As for ‘command and control’, MCDP-1 preaches the importance of speed. Speed is certainly an essential element of warfighting and in a more kinetic, conventional fight, perhaps speed is decisive. But in a counter-insurgency fight speed can be dangerous. Speed here requires direction. Speed with direction is velocity. “Combat Velocity” is the speed of your decision making cycle, or the speed of your maneuver, or the speed of an infinitesimal amount of factors unfolding at an unprocessable rate layered by the direction of your order, or the direction of your squad’s position, or the direction you give the uncontrollable factor of time that is threatening to consume your initiative, and your 3-dimensional posture in an intolerant 4-dimensional moment in TIME. Combat velocity recognizes that counter-insurgency fast becomes the ‘combat infinity’ and can only be leveraged to a position of advantage if the speed of the environment and the speed of your decision making cycle is given an appropriate direction. Speed is no longer enough. Despite the chaos of the combat infinity, the small unit commander can affect any situation by bringing a degree of order in the form of combat velocity: facilitating speed and giving direction.

And of course there are “fires” – which are now kinetic (indirect or air support) and non-kinetic (psychological operations, media, etc) but all still a matter a physics: force (or desired effects) still equals mass X acceleration. Think about it. In a kinetic and non-kinetic world, “high energy physics” is changing how we should be interpreting the teachings of our holy book. Even the “logistics” warfighting function requires a look from a physics perspective…if you’ve ever tried to get a supply clerk to move quickly or watched a request chit meander up and around the chain of command, you’re familiar with a very Newtonian reality: an object at rest will remain at rest unless acted on by an external force, usually this looks a lot like the boot of a motivated staff non-commissioned officer on the behind of a not-so-motivated lance corporal.

A “high energy physics” approach to Maneuver Warfare is, ultimately, a fusion of the art, science, and dynamic of maneuver warfare beyond the kinetic and conventional world of small unit operation taught in MCDP-1. Since the Marine Corps is fundamentally an organization of mutually supporting small units with a rich history in unconventional small wars, it is time to amend our holy book – if such a thing can be done – to reflect what physics has always been telling us all along…that time is everything, that speed is nothing without direction, and that while we will never be able to define ‘infinity’ we can approach an understanding of it…oh yeah, and that the answers to all of these questions will never be found on Oprah, in a self-help book, or in an aimless and drunk harangue from a grumpy and cynical undergraduate, but rather in those conversations of “all the rest” in the infantry officer’s Church of Violence and soon empirically, in those faraway and unforgiving streets where the only peace was yesterday.
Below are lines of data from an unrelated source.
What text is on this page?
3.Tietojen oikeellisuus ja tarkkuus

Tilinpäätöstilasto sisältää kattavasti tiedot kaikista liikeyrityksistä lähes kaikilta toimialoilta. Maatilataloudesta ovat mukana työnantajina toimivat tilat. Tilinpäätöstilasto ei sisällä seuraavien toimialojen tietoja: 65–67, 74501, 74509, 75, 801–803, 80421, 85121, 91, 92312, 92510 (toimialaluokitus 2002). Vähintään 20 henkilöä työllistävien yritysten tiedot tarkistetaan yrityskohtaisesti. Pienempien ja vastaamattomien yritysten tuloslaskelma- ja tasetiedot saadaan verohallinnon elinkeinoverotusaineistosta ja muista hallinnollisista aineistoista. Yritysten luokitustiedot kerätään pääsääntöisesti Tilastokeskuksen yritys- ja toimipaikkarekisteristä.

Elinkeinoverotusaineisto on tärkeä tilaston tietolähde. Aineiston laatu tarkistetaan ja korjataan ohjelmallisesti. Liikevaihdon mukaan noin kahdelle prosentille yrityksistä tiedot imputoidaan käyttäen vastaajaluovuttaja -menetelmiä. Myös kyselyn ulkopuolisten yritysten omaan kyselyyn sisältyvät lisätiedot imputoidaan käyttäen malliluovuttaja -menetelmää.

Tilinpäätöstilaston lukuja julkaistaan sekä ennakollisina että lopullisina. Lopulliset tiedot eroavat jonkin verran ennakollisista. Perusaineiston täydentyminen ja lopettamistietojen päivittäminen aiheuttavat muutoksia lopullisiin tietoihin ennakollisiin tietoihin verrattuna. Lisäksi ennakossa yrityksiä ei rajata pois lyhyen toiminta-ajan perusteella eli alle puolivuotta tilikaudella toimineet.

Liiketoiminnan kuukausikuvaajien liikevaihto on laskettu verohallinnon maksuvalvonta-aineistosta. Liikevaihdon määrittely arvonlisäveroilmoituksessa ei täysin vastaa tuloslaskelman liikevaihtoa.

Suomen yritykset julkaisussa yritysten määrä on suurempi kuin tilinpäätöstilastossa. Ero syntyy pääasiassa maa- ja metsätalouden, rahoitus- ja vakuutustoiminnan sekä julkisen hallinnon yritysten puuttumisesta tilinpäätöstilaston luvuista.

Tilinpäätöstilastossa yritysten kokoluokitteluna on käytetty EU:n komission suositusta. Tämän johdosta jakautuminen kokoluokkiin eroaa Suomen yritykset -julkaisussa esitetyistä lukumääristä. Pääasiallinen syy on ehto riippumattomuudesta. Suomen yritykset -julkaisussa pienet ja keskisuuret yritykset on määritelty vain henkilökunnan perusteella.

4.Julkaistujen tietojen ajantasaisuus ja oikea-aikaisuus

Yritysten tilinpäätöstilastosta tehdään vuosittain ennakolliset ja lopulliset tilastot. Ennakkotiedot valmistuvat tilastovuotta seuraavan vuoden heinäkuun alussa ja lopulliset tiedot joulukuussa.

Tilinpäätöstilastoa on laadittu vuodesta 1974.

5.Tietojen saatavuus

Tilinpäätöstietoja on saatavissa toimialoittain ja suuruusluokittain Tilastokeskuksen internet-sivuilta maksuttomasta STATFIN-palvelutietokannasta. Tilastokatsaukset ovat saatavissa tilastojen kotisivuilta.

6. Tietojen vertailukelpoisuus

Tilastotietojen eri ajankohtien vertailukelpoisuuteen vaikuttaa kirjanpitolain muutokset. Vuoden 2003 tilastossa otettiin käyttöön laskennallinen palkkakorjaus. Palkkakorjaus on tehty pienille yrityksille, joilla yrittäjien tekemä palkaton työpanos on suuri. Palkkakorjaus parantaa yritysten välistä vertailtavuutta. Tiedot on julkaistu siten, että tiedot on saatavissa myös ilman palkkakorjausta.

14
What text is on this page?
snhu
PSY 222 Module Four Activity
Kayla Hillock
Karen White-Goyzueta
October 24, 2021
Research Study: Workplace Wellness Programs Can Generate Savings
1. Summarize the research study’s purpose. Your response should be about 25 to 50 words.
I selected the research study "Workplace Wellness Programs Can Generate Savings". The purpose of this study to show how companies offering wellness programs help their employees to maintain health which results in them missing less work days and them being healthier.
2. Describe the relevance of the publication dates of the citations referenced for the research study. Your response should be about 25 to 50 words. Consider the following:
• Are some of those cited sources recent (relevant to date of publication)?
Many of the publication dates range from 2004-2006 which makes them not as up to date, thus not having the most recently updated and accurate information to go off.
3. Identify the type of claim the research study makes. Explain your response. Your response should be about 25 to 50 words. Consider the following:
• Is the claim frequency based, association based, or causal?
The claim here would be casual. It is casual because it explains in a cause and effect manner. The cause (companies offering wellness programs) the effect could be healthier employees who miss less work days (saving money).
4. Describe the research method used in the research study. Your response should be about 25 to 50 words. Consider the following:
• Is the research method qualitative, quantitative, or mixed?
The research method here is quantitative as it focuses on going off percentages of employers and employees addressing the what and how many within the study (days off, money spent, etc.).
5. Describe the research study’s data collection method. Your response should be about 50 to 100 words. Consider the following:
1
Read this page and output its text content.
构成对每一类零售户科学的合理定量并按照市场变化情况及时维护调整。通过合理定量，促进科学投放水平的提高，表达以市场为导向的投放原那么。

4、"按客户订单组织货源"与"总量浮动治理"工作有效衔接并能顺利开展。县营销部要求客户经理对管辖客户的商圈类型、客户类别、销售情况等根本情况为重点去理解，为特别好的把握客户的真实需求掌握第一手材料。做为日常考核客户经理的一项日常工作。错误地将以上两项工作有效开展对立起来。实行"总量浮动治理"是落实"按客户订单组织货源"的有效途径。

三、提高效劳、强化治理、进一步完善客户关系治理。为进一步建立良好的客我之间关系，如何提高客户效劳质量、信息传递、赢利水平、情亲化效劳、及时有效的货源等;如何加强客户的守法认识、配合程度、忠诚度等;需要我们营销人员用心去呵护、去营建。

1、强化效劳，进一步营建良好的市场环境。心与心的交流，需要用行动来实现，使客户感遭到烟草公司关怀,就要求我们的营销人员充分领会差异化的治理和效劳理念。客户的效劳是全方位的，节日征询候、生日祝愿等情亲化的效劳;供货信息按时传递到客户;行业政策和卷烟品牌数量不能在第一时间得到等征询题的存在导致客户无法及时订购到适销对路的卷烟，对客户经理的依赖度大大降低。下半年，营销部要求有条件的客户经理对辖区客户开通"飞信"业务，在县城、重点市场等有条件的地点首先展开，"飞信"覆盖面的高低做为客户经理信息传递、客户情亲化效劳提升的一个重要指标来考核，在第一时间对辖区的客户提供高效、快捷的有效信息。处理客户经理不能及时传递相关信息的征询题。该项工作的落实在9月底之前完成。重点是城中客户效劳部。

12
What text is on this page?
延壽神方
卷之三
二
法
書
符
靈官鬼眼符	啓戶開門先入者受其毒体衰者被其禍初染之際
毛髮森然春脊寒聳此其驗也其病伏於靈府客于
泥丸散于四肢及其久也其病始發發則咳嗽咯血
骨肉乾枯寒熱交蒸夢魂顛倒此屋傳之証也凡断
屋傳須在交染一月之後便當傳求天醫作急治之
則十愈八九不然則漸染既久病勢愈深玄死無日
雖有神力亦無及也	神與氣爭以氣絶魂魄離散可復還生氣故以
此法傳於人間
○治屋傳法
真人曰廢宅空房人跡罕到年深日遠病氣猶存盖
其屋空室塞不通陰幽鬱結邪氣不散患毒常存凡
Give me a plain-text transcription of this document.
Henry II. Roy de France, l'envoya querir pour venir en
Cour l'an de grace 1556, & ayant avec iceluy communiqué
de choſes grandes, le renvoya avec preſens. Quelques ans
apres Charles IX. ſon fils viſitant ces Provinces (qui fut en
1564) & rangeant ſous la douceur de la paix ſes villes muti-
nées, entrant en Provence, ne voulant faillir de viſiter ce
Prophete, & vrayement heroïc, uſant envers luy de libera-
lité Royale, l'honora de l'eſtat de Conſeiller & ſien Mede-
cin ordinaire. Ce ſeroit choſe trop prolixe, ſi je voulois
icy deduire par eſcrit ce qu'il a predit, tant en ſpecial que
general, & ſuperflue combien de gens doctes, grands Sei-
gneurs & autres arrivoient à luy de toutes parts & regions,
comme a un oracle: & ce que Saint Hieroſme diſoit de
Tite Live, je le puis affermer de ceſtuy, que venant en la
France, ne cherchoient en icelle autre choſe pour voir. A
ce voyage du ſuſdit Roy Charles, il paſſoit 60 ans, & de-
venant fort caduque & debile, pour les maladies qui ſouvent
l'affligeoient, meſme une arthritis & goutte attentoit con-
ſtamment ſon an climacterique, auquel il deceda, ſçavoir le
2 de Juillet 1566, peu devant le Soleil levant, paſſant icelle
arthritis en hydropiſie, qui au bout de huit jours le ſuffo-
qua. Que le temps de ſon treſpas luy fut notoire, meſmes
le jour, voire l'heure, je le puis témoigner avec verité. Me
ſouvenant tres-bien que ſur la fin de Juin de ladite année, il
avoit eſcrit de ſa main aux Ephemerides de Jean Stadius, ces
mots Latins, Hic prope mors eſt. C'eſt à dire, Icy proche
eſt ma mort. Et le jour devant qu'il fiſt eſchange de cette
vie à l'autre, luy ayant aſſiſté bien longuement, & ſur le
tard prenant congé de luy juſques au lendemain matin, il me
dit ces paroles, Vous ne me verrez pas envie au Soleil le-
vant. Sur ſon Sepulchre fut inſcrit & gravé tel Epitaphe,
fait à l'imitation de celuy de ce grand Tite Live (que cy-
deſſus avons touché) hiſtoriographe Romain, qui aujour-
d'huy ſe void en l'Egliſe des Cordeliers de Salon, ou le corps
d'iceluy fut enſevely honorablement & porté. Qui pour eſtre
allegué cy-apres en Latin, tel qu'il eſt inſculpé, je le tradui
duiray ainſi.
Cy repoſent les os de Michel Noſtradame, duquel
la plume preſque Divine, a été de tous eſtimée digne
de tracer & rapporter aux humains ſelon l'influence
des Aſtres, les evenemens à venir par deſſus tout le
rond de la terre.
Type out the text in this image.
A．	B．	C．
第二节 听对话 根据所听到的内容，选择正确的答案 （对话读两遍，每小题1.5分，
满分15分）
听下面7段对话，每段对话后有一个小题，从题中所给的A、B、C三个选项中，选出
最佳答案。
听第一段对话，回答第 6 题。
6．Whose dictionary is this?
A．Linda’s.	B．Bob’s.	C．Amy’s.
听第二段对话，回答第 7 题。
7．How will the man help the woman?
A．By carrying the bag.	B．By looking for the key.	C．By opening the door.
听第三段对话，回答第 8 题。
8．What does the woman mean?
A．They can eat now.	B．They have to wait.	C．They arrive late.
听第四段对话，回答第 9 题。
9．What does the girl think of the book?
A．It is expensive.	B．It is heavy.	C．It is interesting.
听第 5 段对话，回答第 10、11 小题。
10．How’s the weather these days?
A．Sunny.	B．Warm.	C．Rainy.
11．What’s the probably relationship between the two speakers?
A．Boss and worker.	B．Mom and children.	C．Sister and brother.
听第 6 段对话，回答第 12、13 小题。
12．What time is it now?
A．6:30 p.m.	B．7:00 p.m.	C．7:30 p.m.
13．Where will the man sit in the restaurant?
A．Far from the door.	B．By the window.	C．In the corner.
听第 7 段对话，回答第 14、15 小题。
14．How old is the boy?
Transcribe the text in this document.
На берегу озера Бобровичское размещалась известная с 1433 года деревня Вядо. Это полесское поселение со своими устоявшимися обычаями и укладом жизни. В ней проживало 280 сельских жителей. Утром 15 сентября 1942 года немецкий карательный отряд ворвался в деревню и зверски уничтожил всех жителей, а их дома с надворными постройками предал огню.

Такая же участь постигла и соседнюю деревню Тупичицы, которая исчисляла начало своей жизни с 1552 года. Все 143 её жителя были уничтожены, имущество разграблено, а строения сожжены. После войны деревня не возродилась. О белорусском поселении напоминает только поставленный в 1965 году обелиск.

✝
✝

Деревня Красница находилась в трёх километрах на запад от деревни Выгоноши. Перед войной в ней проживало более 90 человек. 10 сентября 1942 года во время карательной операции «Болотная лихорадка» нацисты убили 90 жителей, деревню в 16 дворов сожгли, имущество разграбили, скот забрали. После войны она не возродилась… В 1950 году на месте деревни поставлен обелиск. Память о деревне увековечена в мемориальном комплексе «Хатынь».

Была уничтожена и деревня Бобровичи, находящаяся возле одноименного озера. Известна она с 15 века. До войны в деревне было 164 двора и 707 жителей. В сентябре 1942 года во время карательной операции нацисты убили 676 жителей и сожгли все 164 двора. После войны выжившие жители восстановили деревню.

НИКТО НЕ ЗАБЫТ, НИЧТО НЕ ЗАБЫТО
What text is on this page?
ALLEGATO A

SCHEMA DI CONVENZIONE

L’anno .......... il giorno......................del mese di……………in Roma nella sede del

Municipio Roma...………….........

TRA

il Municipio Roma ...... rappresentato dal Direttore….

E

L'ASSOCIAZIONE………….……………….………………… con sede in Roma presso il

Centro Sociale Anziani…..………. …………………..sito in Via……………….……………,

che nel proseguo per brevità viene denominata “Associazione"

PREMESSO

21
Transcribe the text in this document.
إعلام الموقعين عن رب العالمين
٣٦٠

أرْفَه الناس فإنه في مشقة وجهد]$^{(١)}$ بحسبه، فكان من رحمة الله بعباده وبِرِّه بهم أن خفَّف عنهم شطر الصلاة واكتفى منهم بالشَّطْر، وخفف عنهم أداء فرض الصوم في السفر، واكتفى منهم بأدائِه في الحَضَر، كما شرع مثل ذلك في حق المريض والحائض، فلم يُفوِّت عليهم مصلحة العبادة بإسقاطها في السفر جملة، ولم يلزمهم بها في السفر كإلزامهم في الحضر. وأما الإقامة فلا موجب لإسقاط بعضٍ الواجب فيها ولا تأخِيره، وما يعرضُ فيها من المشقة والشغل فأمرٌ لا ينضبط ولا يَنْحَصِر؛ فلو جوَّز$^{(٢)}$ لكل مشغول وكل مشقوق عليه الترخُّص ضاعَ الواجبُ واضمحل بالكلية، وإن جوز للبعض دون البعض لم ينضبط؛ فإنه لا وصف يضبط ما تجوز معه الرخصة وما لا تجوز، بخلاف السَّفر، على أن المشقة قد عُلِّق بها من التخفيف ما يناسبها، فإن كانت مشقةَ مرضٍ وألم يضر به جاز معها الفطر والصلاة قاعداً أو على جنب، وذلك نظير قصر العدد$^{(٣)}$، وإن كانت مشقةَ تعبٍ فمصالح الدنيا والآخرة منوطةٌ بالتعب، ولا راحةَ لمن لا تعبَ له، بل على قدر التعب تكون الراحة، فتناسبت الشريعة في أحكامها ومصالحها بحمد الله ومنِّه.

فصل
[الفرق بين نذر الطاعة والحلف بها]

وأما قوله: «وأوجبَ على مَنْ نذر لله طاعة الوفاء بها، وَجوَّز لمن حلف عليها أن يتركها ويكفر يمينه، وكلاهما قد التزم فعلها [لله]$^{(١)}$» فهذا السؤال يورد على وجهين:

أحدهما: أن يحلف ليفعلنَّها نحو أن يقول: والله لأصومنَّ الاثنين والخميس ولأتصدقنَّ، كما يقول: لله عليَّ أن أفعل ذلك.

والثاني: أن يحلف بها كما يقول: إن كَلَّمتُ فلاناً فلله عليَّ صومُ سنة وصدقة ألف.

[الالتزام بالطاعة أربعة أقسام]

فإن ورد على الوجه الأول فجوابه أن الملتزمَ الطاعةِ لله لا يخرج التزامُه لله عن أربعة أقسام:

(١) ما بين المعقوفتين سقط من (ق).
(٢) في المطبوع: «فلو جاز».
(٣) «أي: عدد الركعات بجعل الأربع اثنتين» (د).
And I think men of science like Tony Spear would relate well to this view of things…that the world we know is ever-changing, and dynamic, and violent and requires men who stand before such change and demand missions to mars and close air support. Because at the end of the day such things as Einstein, Darwin, Nimitz, Halsey, Newton, Curiosity, Gravity, Courage, Human consciousness, Systems engineering, a fine Fleet, String Theory and Maneuver Warfare share one thing in common to both physicist and warrior…they are quite literally the “ups and downs” of things, and deserve a moment’s thought and well-deserved exhale. And while even Tony Spear could not answer why we evolve so wonderfully in our science and so slowly in our morality, he certainly affirmed the importance of the education of both scientist and warrior. And the physics we share.